We've learned a lot from these particular travels. We believe very strongly that investing in child health and development early, positively impacts the future. That it's money really well spent. Our critics certainly say that, you know, how ‑‑ again, how can you afford it? But really, how can you not afford to do this? It's really pay now or pay a lot more later.
If you look at Medicaid costs, they're not growing really that much on the children's side. Where our costs are, are on seniors and persons with disabilities. Not that any of us would be suggesting that those aren't worthy items to pay for, but if we can in fact decrease the number of persons with disability in regards to insuring that people are healthy, and that they don't develop issues later, then we will ‑‑ that is a much, much more cost‑effective manner than just cutting Medicaid.
Really, nothing good comes when you cut Medicaid. Not only do you lose your federal match, but people lose their health insurance. When they lose their health insurance, they get their treatment in emergency rooms and in other acute settings. It costs the overall state far more. So we believe Medicaid has a very large role.
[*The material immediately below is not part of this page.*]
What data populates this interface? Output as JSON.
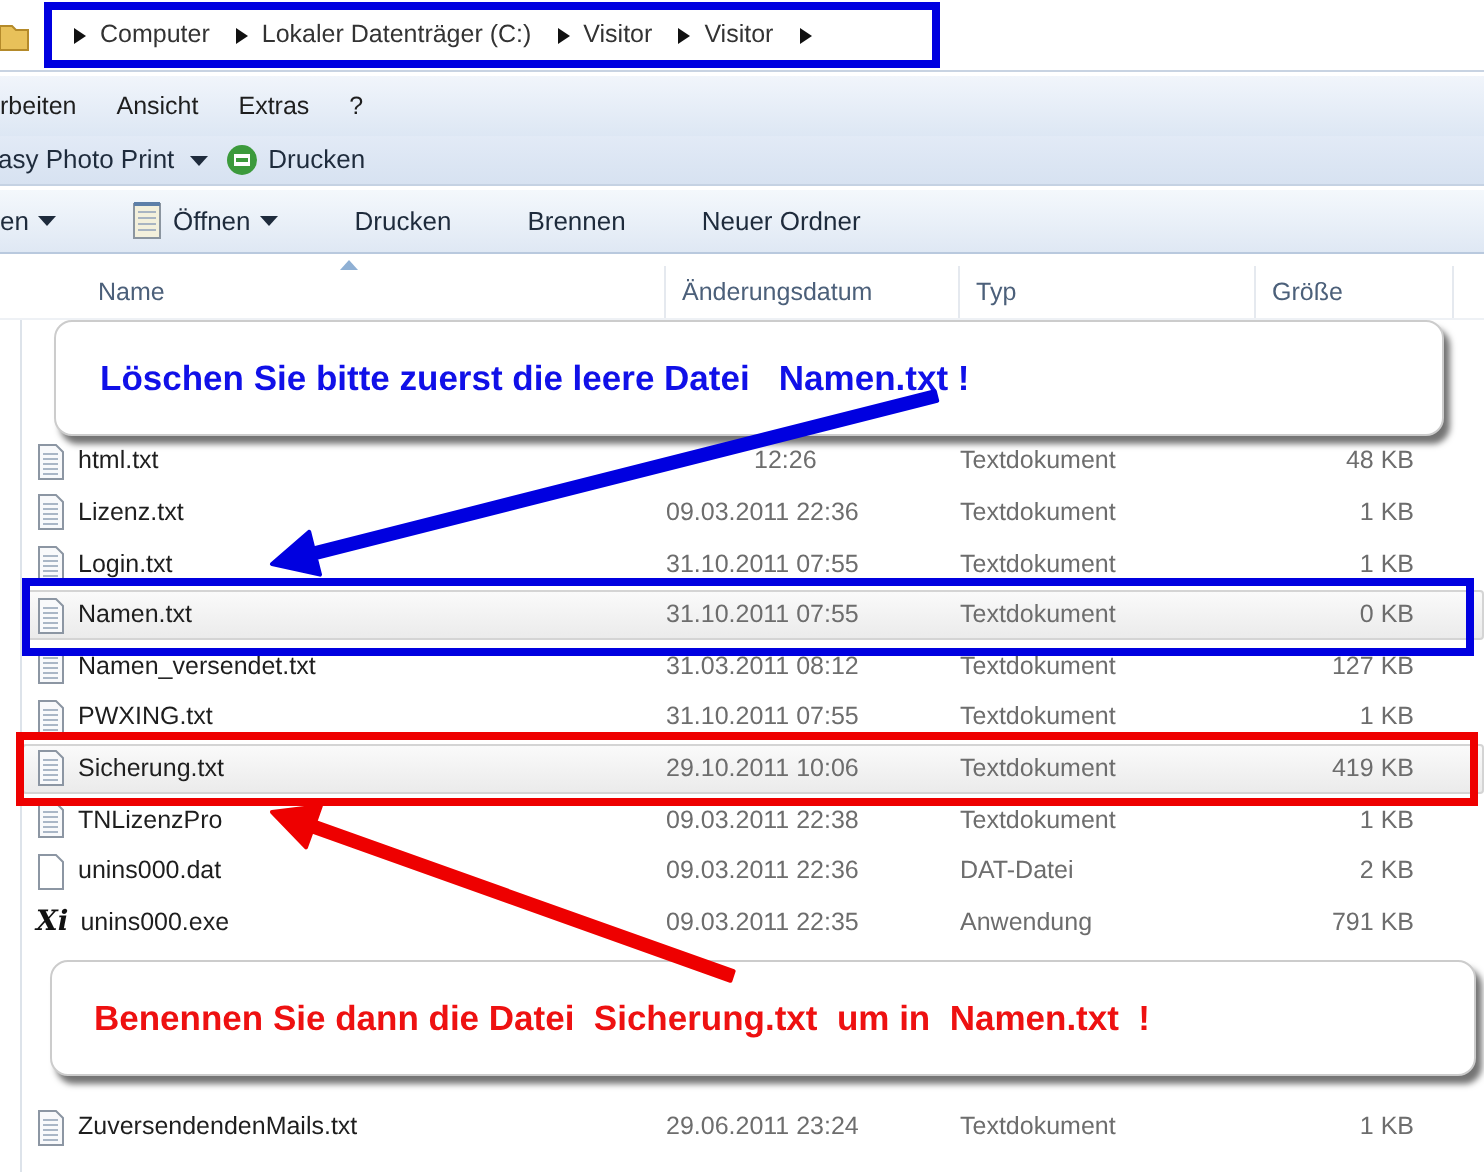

The Urban Institute did a study for us that showed that the publicly‑funded system was, in fact, 54 percent cheaper than buying the same services in the private sector. So we think that this is an efficient way to go.
That isn't to say that there aren't tough choices. You always have to think about what you're covering and what you're not covering. For everything that you cover, there are choices of things that you can't cover. So you do have to look at the data and sometimes make some choices that you would prefer to just cover everything.
Feedback is clearly vital. And we really believe that working together with partners, one can come up with a strategic, planned vision that expands access to children, to the services that they need, and that this is a good investment in all of our futures. Thanks.